One runbook per P1/P2 alert
Include diagnosis, resolution, and escalation steps
Link runbook directly in alert notification
Review and update runbooks quarterly
Measure runbook effectiveness (time to resolve when followed)

5. Reduce Alert Fatigue

Actively measure and reduce alert volume:

Metric	Target	Action if Exceeded
Alerts per person per week	< 5	Tune thresholds, remove noisy alerts
P1 alerts per month	< 2	Fix root causes, not symptoms
Alert acknowledgment time	< 5 min for P1	Improve runbooks, training
False positive rate	< 10%	Increase `for:` duration, add conditions
Alerts without runbooks	0	Create missing runbooks

Fatigue reduction tactics:

Consolidate: Group related alerts into one notification
Suppress: Silence known maintenance windows
Deduplicate: One alert per incident, not per affected host
Auto-remediate: Auto-restart, auto-scale for known recoverable issues
Delete: Remove alerts that fire more than once without action

Best Practices

Alert on symptoms, not causes. Disk full is a cause; slow requests is the symptom.
Every alert must be actionable. If the response is “wait and see,” it should not page.
Use for: to prevent flapping. Require sustained threshold breach before alerting.
Separate paging from logging. Not everything that is interesting needs to wake someone up.
Review alerts monthly. Track which alerts fire, which are acknowledged, and which are ignored.
Compensate on-call fairly. On-call is work; treat it as such.

Common Mistakes

Alerting on everything. More alerts do not mean better coverage; they mean more noise.
No escalation path. If the primary does not respond, the alert dies silently.
Missing runbooks. An alert without a runbook forces the responder to guess.
Ignoring alert fatigue. High alert volume leads to burnout and missed critical alerts.
Static thresholds on cyclical metrics.
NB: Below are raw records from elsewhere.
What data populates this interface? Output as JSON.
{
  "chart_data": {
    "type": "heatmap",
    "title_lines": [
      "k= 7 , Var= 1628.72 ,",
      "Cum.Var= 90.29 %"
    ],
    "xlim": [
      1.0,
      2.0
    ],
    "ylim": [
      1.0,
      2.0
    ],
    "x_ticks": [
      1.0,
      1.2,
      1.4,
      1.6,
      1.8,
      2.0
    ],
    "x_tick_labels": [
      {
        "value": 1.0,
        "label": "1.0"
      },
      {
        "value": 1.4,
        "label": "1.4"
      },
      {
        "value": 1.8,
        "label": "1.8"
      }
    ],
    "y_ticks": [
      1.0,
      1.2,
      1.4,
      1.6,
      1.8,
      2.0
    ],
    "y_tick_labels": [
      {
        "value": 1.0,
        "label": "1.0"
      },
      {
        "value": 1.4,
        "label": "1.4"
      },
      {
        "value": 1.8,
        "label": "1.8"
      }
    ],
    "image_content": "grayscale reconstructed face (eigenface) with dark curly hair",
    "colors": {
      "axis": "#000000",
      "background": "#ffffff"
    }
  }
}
CPU spikes during batch jobs are normal; alert on deviation from baseline instead.

Variants

No-ops alerting: Fully automated remediation without human involvement
Severity-based routing: Different channels for different severities (Slack for P3, PagerDuty for P1)
Team-specific ownership: Alerts route to the team that owns the service
AI-assisted alerting: Anomaly detection that adjusts thresholds dynamically

FAQ

Q: How many alerts per week is too many? More than 5 actionable alerts per person per week is excessive. If you are paging more than once per week, something is wrong with your system or your thresholds.
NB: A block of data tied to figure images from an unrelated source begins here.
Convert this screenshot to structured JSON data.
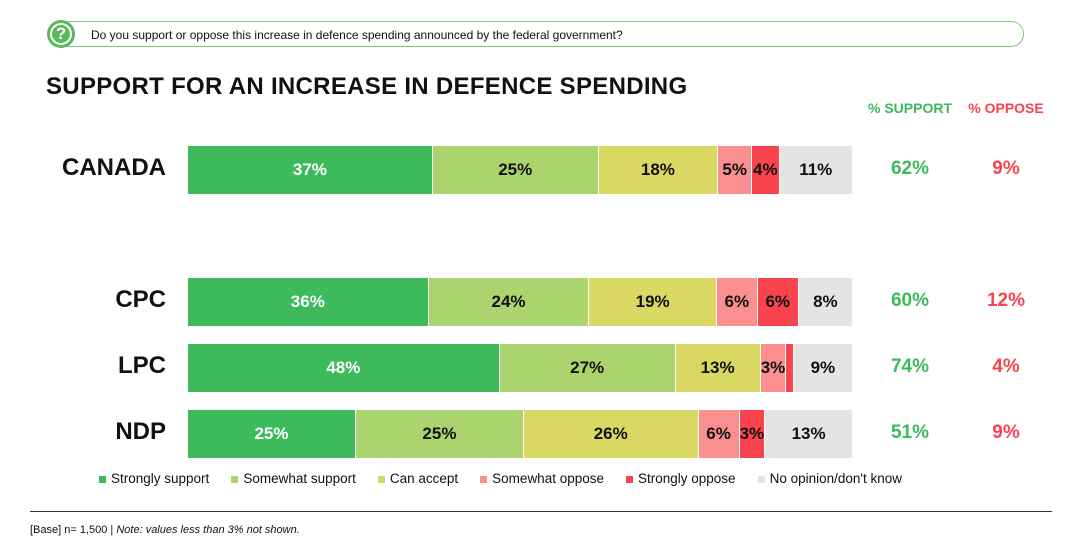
{
  "question": "Do you support or oppose this increase in defence spending announced by the federal government?",
  "chart_data": {
    "type": "bar",
    "orientation": "horizontal-stacked-100",
    "title": "SUPPORT FOR AN INCREASE IN DEFENCE SPENDING",
    "categories": [
      "CANADA",
      "CPC",
      "LPC",
      "NDP"
    ],
    "series": [
      {
        "name": "Strongly support",
        "color": "#3dba5c",
        "values": [
          37,
          36,
          48,
          25
        ]
      },
      {
        "name": "Somewhat support",
        "color": "#acd46e",
        "values": [
          25,
          24,
          27,
          25
        ]
      },
      {
        "name": "Can accept",
        "color": "#d9d862",
        "values": [
          18,
          19,
          13,
          26
        ]
      },
      {
        "name": "Somewhat oppose",
        "color": "#fb8e8e",
        "values": [
          5,
          6,
          3,
          6
        ]
      },
      {
        "name": "Strongly oppose",
        "color": "#f9444f",
        "values": [
          4,
          6,
          1,
          3
        ]
      },
      {
        "name": "No opinion/don't know",
        "color": "#e4e4e4",
        "values": [
          11,
          8,
          9,
          13
        ]
      }
    ],
    "support_header": "% SUPPORT",
    "oppose_header": "% OPPOSE",
    "support": [
      "62%",
      "60%",
      "74%",
      "51%"
    ],
    "oppose": [
      "9%",
      "12%",
      "4%",
      "9%"
    ],
    "legend": "bottom"
  },
  "footnote_base": "[Base] n= 1,500 | ",
  "footnote_note": "Note: values less than 3% not shown."
}
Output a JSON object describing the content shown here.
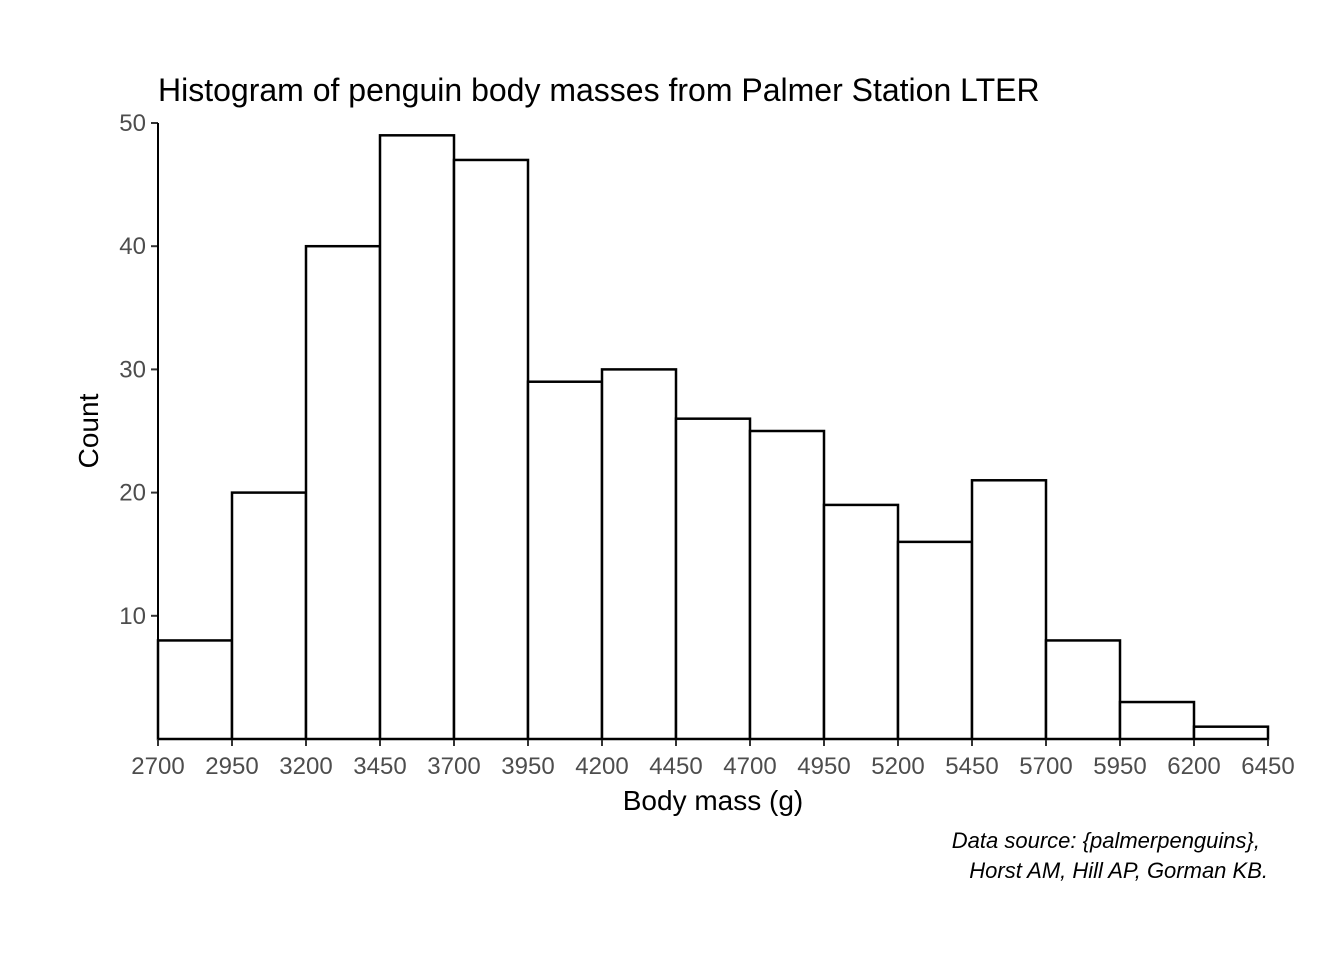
{
  "chart_data": {
    "type": "bar",
    "subtype": "histogram",
    "title": "Histogram of penguin body masses from Palmer Station LTER",
    "xlabel": "Body mass (g)",
    "ylabel": "Count",
    "caption_lines": [
      "Data source: {palmerpenguins},",
      "Horst AM, Hill AP, Gorman KB."
    ],
    "bin_edges": [
      2700,
      2950,
      3200,
      3450,
      3700,
      3950,
      4200,
      4450,
      4700,
      4950,
      5200,
      5450,
      5700,
      5950,
      6200,
      6450
    ],
    "counts": [
      8,
      20,
      40,
      49,
      47,
      29,
      30,
      26,
      25,
      19,
      16,
      21,
      8,
      3,
      1
    ],
    "xlim": [
      2700,
      6450
    ],
    "ylim": [
      0,
      50
    ],
    "x_ticks": [
      "2700",
      "2950",
      "3200",
      "3450",
      "3700",
      "3950",
      "4200",
      "4450",
      "4700",
      "4950",
      "5200",
      "5450",
      "5700",
      "5950",
      "6200",
      "6450"
    ],
    "y_ticks": [
      "10",
      "20",
      "30",
      "40",
      "50"
    ],
    "bar_fill": "#ffffff",
    "bar_outline": "#000000",
    "grid": false,
    "legend": "none"
  }
}
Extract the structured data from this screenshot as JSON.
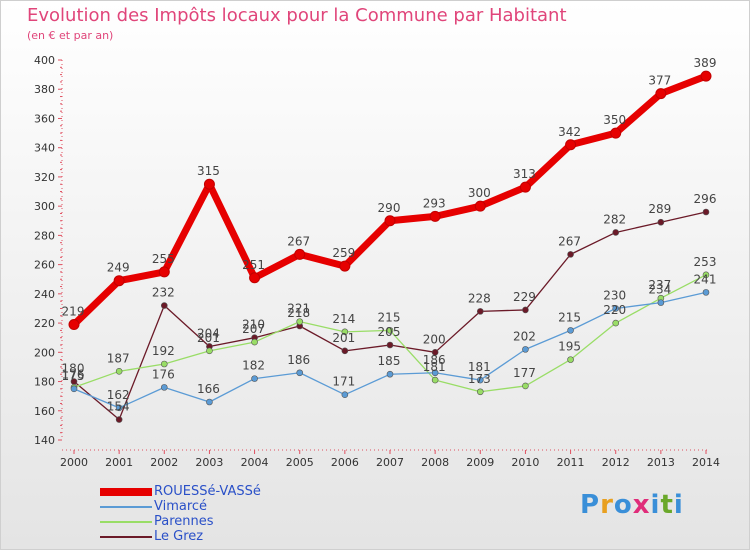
{
  "title": "Evolution des Impôts locaux pour la Commune par Habitant",
  "subtitle": "(en € et par an)",
  "logo": {
    "letters": [
      "P",
      "r",
      "o",
      "x",
      "i",
      "t",
      "i"
    ],
    "colors": [
      "#3a8fd8",
      "#e8a020",
      "#3a8fd8",
      "#e02d7a",
      "#3a8fd8",
      "#6aa82a",
      "#3a8fd8"
    ]
  },
  "chart_data": {
    "type": "line",
    "title": "Evolution des Impôts locaux pour la Commune par Habitant",
    "ylabel": "(en € et par an)",
    "xlabel": "",
    "ylim": [
      140,
      400
    ],
    "yticks": [
      "140",
      "160",
      "180",
      "200",
      "220",
      "240",
      "260",
      "280",
      "300",
      "320",
      "340",
      "360",
      "380",
      "400"
    ],
    "categories": [
      "2000",
      "2001",
      "2002",
      "2003",
      "2004",
      "2005",
      "2006",
      "2007",
      "2008",
      "2009",
      "2010",
      "2011",
      "2012",
      "2013",
      "2014"
    ],
    "series": [
      {
        "name": "ROUESSé-VASSé",
        "color": "#e60000",
        "values": [
          219,
          249,
          255,
          315,
          251,
          267,
          259,
          290,
          293,
          300,
          313,
          342,
          350,
          377,
          389
        ],
        "labels": [
          "219",
          "249",
          "255",
          "315",
          "251",
          "267",
          "259",
          "290",
          "293",
          "300",
          "313",
          "342",
          "350",
          "377",
          "389"
        ]
      },
      {
        "name": "Vimarcé",
        "color": "#5b9bd5",
        "values": [
          175,
          162,
          176,
          166,
          182,
          186,
          171,
          185,
          186,
          181,
          202,
          215,
          230,
          234,
          241
        ],
        "labels": [
          "175",
          "162",
          "176",
          "166",
          "182",
          "186",
          "171",
          "185",
          "186",
          "181",
          "202",
          "215",
          "230",
          "234",
          "241"
        ]
      },
      {
        "name": "Parennes",
        "color": "#99dd66",
        "values": [
          176,
          187,
          192,
          201,
          207,
          221,
          214,
          215,
          181,
          173,
          177,
          195,
          220,
          237,
          253
        ],
        "labels": [
          "176",
          "187",
          "192",
          "201",
          "207",
          "221",
          "214",
          "215",
          "181",
          "173",
          "177",
          "195",
          "220",
          "237",
          "253"
        ]
      },
      {
        "name": "Le Grez",
        "color": "#6b1a28",
        "values": [
          180,
          154,
          232,
          204,
          210,
          218,
          201,
          205,
          200,
          228,
          229,
          267,
          282,
          289,
          296
        ],
        "labels": [
          "180",
          "154",
          "232",
          "204",
          "210",
          "218",
          "201",
          "205",
          "200",
          "228",
          "229",
          "267",
          "282",
          "289",
          "296"
        ]
      }
    ],
    "legend_position": "bottom-left",
    "grid": false
  }
}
Q: Should I alert on CPU and memory usage? Generally no, unless those metrics directly correlate with user-impacting symptoms. Alert on request latency, error rate, and throughput instead.

Q: How do I handle noisy alerts I cannot fix immediately? Temporarily silence them with an expiration date, create a ticket to fix the root cause, and schedule the fix within the current sprint.

Q: What is the difference between an alert and a dashboard? Alerts notify you of something that requires action. Dashboards help you understand what is happening. Use alerts for urgent issues; dashboards for investigation.

Conclusion

Good alerting is a product you build for your on-call engineers. It should be precise, actionable, and respectful of their time. By designing alerts around user impact, creating clear runbooks, and actively reducing noise, you build an operational culture that is sustainable and effective.